It’s been thirty years since The Cannon Group, headed up by the cousins Menahem Golan and Yoram Globus, those daring entrepreneurs who gave us a lot of fun back in the 80s, produced Ordeal by Innocence. Having recently acquired a copy for $5 at Lawsons (Sydney's best second hand collection) I sat down to watch it. I wondered whether in fact the film was ever released but since this note was published I have been advised by Australia's pre-eminent cinephile that he saw it at a screening at the then Hoyts Cinema in George Street in April 1985. I had no advance knowledge beyond what was on the cover. As usual with anything put out by Shock Video, there are errors everywhere on the cover, including the specs which say it is 16:9. Instead there is this shrivelled image occupying about two thirds of the available screen. Oh well, for $5.
Then the credits roll. "Agatha Christie's Ordeal by Innocence" says the main title and we get the cast - Donald Sutherland, (hair dyed a nice reddish tinge), Sarah Miles, Christopher Plummer, old reliables all and etc etc, "and Faye Dunaway" (who appears only in black and white flashback footage for she is the hapless victim who causes all this kerfuffle). The director is the estimable Desmond Davis. He tries to keep some sort of control over a script that races through lashings of plot, misdirects, flashbacks, heavy-handed coppers interfering for reasons that escape you and large numbers of shots of small boats crossing Dartmouth harbour. Here its renamed Drymouth. Ho ho. There are other ho ho moments as well.A bookmaker is called Archie Leach and a couple of film titles are listed as runners in one of the horse races seen in the background in one scene when Donald Sutherland is tracking down 'evidence' at a race track. Ho ho.
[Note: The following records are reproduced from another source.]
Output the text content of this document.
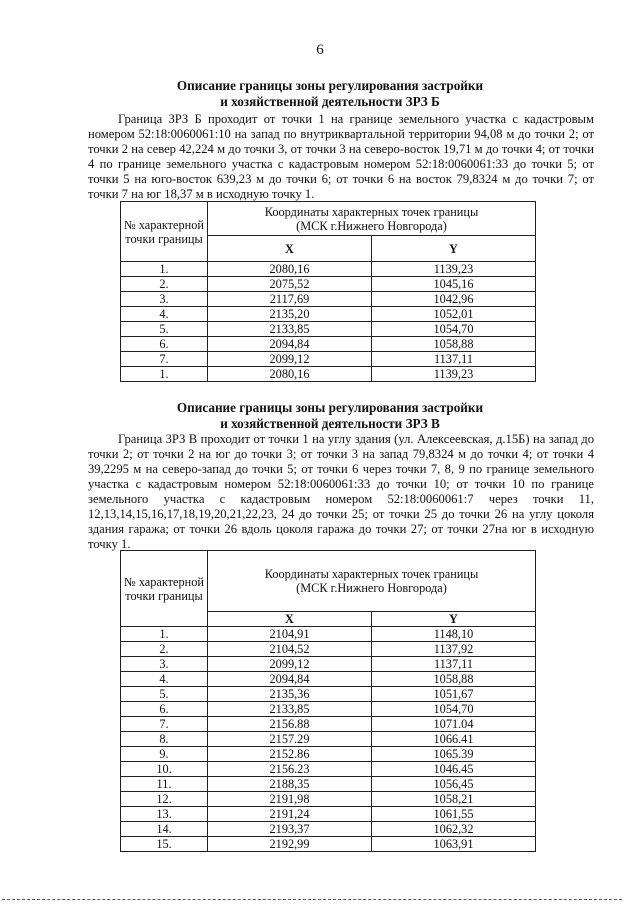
6
Описание границы зоны регулирования застройки
и хозяйственной деятельности ЗРЗ Б
Граница ЗРЗ Б проходит от точки 1 на границе земельного участка с кадастровым номером 52:18:0060061:10 на запад по внутриквартальной территории 94,08 м до точки 2; от точки 2 на север 42,224 м до точки 3, от точки 3 на северо-восток 19,71 м до точки 4; от точки 4 по границе земельного участка с кадастровым номером 52:18:0060061:33 до точки 5; от точки 5 на юго-восток 639,23 м до точки 6; от точки 6 на восток 79,8324 м до точки 7; от точки 7 на юг 18,37 м в исходную точку 1.
№ характерной точки границы	Координаты характерных точек границы
(МСК г.Нижнего Новгорода)	

	X	Y
1.	2080,16	1139,23
2.	2075,52	1045,16
3.	2117,69	1042,96
4.	2135,20	1052,01
5.	2133,85	1054,70
6.	2094,84	1058,88
7.	2099,12	1137,11
1.	2080,16	1139,23
Описание границы зоны регулирования застройки
и хозяйственной деятельности ЗРЗ В
Граница ЗРЗ В проходит от точки 1 на углу здания (ул. Алексеевская, д.15Б) на запад до точки 2; от точки 2 на юг до точки 3; от точки 3 на запад 79,8324 м до точки 4; от точки 4 39,2295 м на северо-запад до точки 5; от точки 6 через точки 7, 8, 9 по границе земельного участка с кадастровым номером 52:18:0060061:33 до точки 10; от точки 10 по границе земельного участка с кадастровым номером 52:18:0060061:7 через точки 11, 12,13,14,15,16,17,18,19,20,21,22,23, 24 до точки 25; от точки 25 до точки 26 на углу цоколя здания гаража; от точки 26 вдоль цоколя гаража до точки 27; от точки 27на юг в исходную точку 1.
№ характерной точки границы	Координаты характерных точек границы
(МСК г.Нижнего Новгорода)	

	X	Y
1.	2104,91	1148,10
2.	2104,52	1137,92
3.	2099,12	1137,11
4.	2094,84	1058,88
5.	2135,36	1051,67
6.	2133,85	1054,70
7.	2156.88	1071.04
8.	2157.29	1066.41
9.	2152.86	1065.39
10.	2156.23	1046.45
11.	2188,35	1056,45
12.	2191,98	1058,21
13.	2191,24	1061,55
14.	2193,37	1062,32
15.	2192,99	1063,91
But two other credits are interesting. The script credit goes to Alexander Stuart who later wrote the most intense novel The War Zone which Tim Roth filmed and the music credit goes to Dave Brubeck for a tinkly score with many drum flourishes especially created by Brubeck and played by his then Quartet which included his son and not Paul Desmond. From the moment it starts, you wonder how on earth this contribution came about except that you only have to think for a moment about the ambitions of the Go-Glo cousins to know that they would have thought this to be the major cultural coup that it was and so they went for it big time.